Knight, the chairman of Nike, and Plank fall into a special category, said Paul Swangard, managing director of the University of Oregon's Warsaw Sports Marketing Center.


"I would describe Knight and Plank as financial supporters who can give more than money," Swangard said. "They are the kind of backer who can bring a lot more than just a financial boost. They are bringing their own brand with them, and that makes them unique. You hear it all the time — if you're with Nike, you're a Duck fan. I assume it's the same with Under Armour and Maryland, and there's nothing wrong with that."

Swangard said it's common for observers to pose a question for which there is no easy answer: "At what level does that philanthropy translate into influence?"

Major-university athletic departments often need big donors to keep pace with their peers.

"The game has become, 'Find those sources of revenue, try to have as few strings attached as possible, and take the money,'" said R. Scott Kretchmar, a Penn State professor of exercise and sports science who formerly served as the school's faculty athletic representative.

Plank resists the designation of uber-booster.

It's partly, he said, because other Maryland alumni — and the school itself — need to pitch in more money themselves.


"You came to Maryland, take some pride in our state," Plank said. "It shouldn't just be, 'Don't worry, I'll do it.' I'm not. Because we're all in this thing together."

The Cole development, which still requires final approval of the Board of Regents, would be funded with $25 million in state funds and $25 million from the university, to be repaid from Big Ten Conference revenues. Most of the remaining $105 million would come from private donations, including Plank's $25 million and $20 million more already committed by others.

One metric used to measure support is the alumni participation rate, said university spokesman Brian Ullmann. Based on the number of graduates who donate to the university divided by the total number of living alums, Maryland's participation rate is around 9 percent.

The rate at other Big Ten schools is higher — as much as 19 percent at Michigan and 14 percent at Ohio State, Ullmann said.

"We don't get that we're the state school," said Barry DesRoches, a longtime Maryland booster and donor. "That doesn't seem to exist to the degree that it exists at an Ohio State or Penn State or Wisconsin and other Big Ten schools. I hope we can embrace the concept of what a state school is in the Big Ten."

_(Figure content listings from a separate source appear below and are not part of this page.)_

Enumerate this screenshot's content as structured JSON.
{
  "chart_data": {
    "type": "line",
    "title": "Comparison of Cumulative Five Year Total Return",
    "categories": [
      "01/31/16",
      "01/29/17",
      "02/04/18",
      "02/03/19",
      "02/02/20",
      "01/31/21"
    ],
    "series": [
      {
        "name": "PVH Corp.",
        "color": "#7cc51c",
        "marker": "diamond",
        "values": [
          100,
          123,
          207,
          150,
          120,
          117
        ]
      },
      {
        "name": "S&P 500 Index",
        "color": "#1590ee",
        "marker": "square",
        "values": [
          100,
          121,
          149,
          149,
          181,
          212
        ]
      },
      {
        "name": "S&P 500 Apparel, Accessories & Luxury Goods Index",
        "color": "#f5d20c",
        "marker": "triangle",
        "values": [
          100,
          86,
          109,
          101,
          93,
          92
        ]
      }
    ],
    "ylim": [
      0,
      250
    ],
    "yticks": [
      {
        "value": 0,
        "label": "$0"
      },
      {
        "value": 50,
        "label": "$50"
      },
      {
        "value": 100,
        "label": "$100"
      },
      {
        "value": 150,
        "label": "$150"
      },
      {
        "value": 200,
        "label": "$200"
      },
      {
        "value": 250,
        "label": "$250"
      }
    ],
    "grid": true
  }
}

With the aid of Cole's planned new center for budding entrepreneurs, Plank said the school has an opportunity to market itself to athletes and other students as "the entrepreneurship university."


University President Wallace D. Loh said Plank told him the school could distinguish itself.

"He told me, 'Look, I'm not just interested in an indoor facility, although we absolutely need this to be highly competitive in the Big Ten,'" Loh said. "He said that every Big Ten institution has an indoor facility, so nobody is going to pay attention if we have an indoor facility. What makes us special — unique in the nation — is that we're combining this facility together with the academic mission of the university. I want all 38,000 students to be exposed to innovation and entrepreneurship."

Loh also said Plank "was the first person to say, 'I want to keep the Cole name.' This is called branding."

Alumni have a fond association with 59-year-old Cole, which was the home of Maryland's men's and women's basketball teams and the site of the 1966 NCAA game in which Texas Western became the first team to win the championship with a starting lineup of all African-American players.

Plank said he regards Maryland as "family," which means supporting it in difficult decisions such as leaving the Atlantic Coast Conference after 61 years. Maryland will make about $98 million more during its first six years in the Big Ten than if it had remained in the ACC, according to internal emails obtained last year under a public records request.

"Nobody likes change, especially not change for change sake. But I think there were probably other mitigating factors, including economics, that played a large role in this," Plank said. "You can't ignore that and, frankly, Maryland is a school that needs other economic sources, because boosters and fundraising has not been our strength."